Dudaklarımıza vurulan sessizlik mührü ile ormanın içinden dağ evine doğru yürüyorduk. Altay'ın düşünceli hali yüzünden bakışları dalgındı.
"Ne düşünüyorsun?" Diye sordum en sonunda sessizliği katlanamayacağım bir hal alınca.
"Hiçbir şey."
Olduğum yerde duraksarken Altay'da benimle beraber duraksadı. Boyu benden uzun olduğu için kafamı geriye doğru yatırarak onun yüzüne baktım. "Hiçbir şey olmadığını biliyorum Altay. Doğup büyüdüğün yerden ayrılıyorsun bunun senin için kolay olmadığınıda biliyorum."
"Evet doğup büyüdüğüm yerden ayrılmak, halkımdan ayrılmak benim için kolay değil ama bundan daha zor olacak şey sensiz olmamdı."
"Seni onlardan, hayatından koparıyormuşum gibi hissediyorum."
Ellerini yüzüme doğru uzattı ve sıcak avuç içleri soğuktan buz kesen yanaklarıma dokundu. "Sakın kendini kötü hissetme benim ait olduğum yer senin yanındır. Benim hayatım sensin." Altay'ın teni gibi içimi ısıtan sözlerinden sonra hiç düşünmeden ona sıkıca sarıldım. Güçlü kolları bedenimi sardı. "Evim sensin." Diye mırıldandı kısık bir sesle.
Hislerim kalbimden taşarken, "Seni seviyorum." Diye mırıldandım.
Altay sanki mümkünmüş gibi bana daha sıkı sarıldı. "Bende seni seviyorum güzelim. Öyle böyle değil fena halde seviyorum hemde."
Dudaklarıma konan gülümsemeye engel olamadım. Geri çekildiğimde Altay dudaklarını alnıma bastırdı ardından parmaklarını parmaklarıma geçirerek sıkıca elimi tuttu. Yolun geri kalanını el ele yürüyerek geçirdik. Ardımızda kalan gerçekler, önümüzde kalansa hislerimizin gerçekliğiydi.
Dağ evine geldiğimizde Altay'a bir şey unuttuğumu söyleyerek dağ evine girmiştim. Hızlıca evde ki el yapımı kitabı aldım.

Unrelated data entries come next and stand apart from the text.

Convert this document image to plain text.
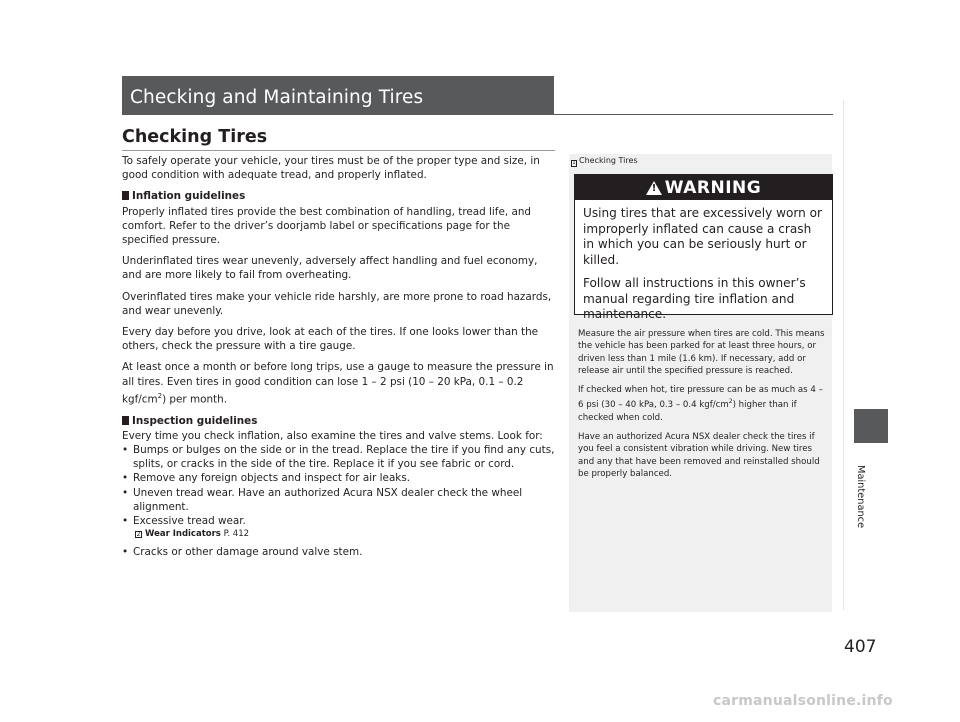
Checking and Maintaining Tires
Checking Tires

To safely operate your vehicle, your tires must be of the proper type and size, in good condition with adequate tread, and properly inflated.

Inflation guidelines

Properly inflated tires provide the best combination of handling, tread life, and comfort. Refer to the driver’s doorjamb label or specifications page for the specified pressure.

Underinflated tires wear unevenly, adversely affect handling and fuel economy, and are more likely to fail from overheating.

Overinflated tires make your vehicle ride harshly, are more prone to road hazards, and wear unevenly.

Every day before you drive, look at each of the tires. If one looks lower than the others, check the pressure with a tire gauge.

At least once a month or before long trips, use a gauge to measure the pressure in all tires. Even tires in good condition can lose 1 – 2 psi (10 – 20 kPa, 0.1 – 0.2 kgf/$cm^2$) per month.

Inspection guidelines

Every time you check inflation, also examine the tires and valve stems. Look for:
• Bumps or bulges on the side or in the tread. Replace the tire if you find any cuts, splits, or cracks in the side of the tire. Replace it if you see fabric or cord.
• Remove any foreign objects and inspect for air leaks.
• Uneven tread wear. Have an authorized Acura NSX dealer check the wheel alignment.
• Excessive tread wear.
2 Wear Indicators P. 412
• Cracks or other damage around valve stem.
1 Checking Tires
!
WARNING

Using tires that are excessively worn or improperly inflated can cause a crash in which you can be seriously hurt or killed.

Follow all instructions in this owner’s manual regarding tire inflation and maintenance.

Measure the air pressure when tires are cold. This means the vehicle has been parked for at least three hours, or driven less than 1 mile (1.6 km). If necessary, add or release air until the specified pressure is reached.

If checked when hot, tire pressure can be as much as 4 – 6 psi (30 – 40 kPa, 0.3 – 0.4 kgf/$cm^2$) higher than if checked when cold.

Have an authorized Acura NSX dealer check the tires if you feel a consistent vibration while driving. New tires and any that have been removed and reinstalled should be properly balanced.	Maintenance
407
carmanualsonline.info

Evden çıkarak evin önünde beni bekleyen Altay'ın yanına gittim. Beraber araca geçerken, ben sürücü koltuğuna binmiştim. Altay'sa bana bakarak sürücü koltuğunun yanında ki koltuğa geçti. Elimde ki kitabı arka koltuğa bıraktım. Bakışlarımı Altay'a çevirdiğimde ise yüzünde tuhaf bir ifade ile arabanın içini inceliyordu. O an ilk defa bir arabaya bindiğini anladım.
ŞİMDİ OKUDUĞUN
Alfa | Kurt Adam
FantasyZeynep 22 yaşında genç bir yazardır. Yeni kitabını yazmak için, artık onu yoran İstanbul gürültüsünden uzakta yazmaya karar verir. İstanbul dışında ormanın arasında gürültüden epey uzakta olan bir eve taşınır. Lakin huzur içinde yaşayacağını tahmin...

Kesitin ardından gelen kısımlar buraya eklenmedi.